ToolRAG uses a Retrieval-Augmented Generation (RAG) approach optimized for tools:

Storage: LibSQL database to store tool definitions and their vector embeddings
Retrieval: Cosine similarity search to find the most relevant tools
Execution: Direct integration with MCP servers for tool execution

👨‍💻 Use Cases

Multi-tool AI Assistants: Build assistants that can access hundreds of APIs
Enterprise Systems: Connect to internal tools and services without context limits
AI Platforms: Provide a unified interface for tool discovery and execution

🔧 Configuration Options

ToolRAG offers flexible configuration options:

Multiple embedding providers (OpenAI, Google)
Customizable relevance thresholds
Database configuration for persistence

📝 License

Apache License 2.0

ToolRAG FAQ

How does ToolRAG handle unlimited tool definitions without context limits?
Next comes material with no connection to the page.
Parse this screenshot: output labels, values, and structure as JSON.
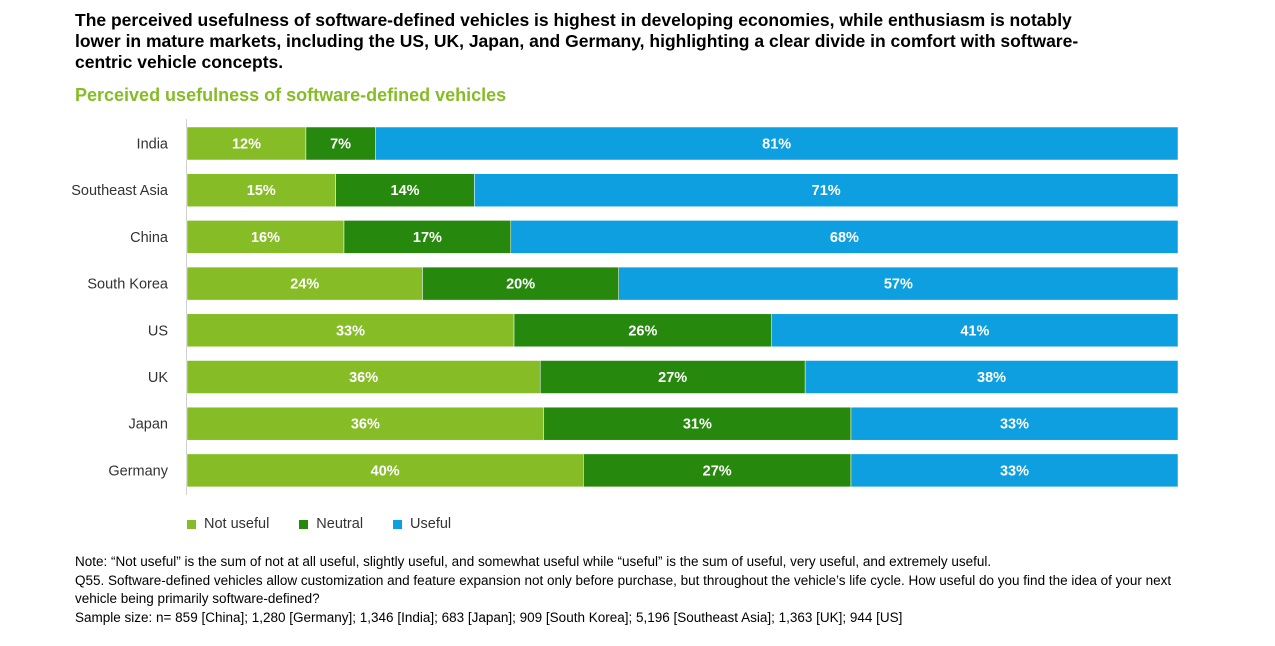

ToolRAG uses semantic vector search to dynamically retrieve only the most relevant tools per query, avoiding context window overload and enabling unlimited tool usage.

Can ToolRAG reduce token costs when using many LLM tools?

Yes, by including only relevant function definitions, ToolRAG minimizes token usage and reduces associated costs.

Does ToolRAG improve LLM performance?

Yes, by preventing context overload and focusing on relevant tools, it maintains high LLM response quality and speed.

Is ToolRAG compatible with multiple LLM providers?

Yes, ToolRAG is provider-agnostic and works with OpenAI, Anthropic Claude, Google Gemini, and others.

How does ToolRAG select relevant tools for a query?

It uses vector embeddings to semantically match user queries with the most contextually appropriate tools.

Can ToolRAG support complex workflows requiring multiple tools?

Yes, it enables multi-step reasoning by dynamically retrieving all necessary tools for the task.

What are the deployment requirements for ToolRAG?

ToolRAG requires a vector database for embeddings and integration with your MCP client and LLM environment.

How does ToolRAG optimize cost and performance simultaneously?

By limiting tool context to only relevant functions, it reduces token usage and prevents LLM slowdowns.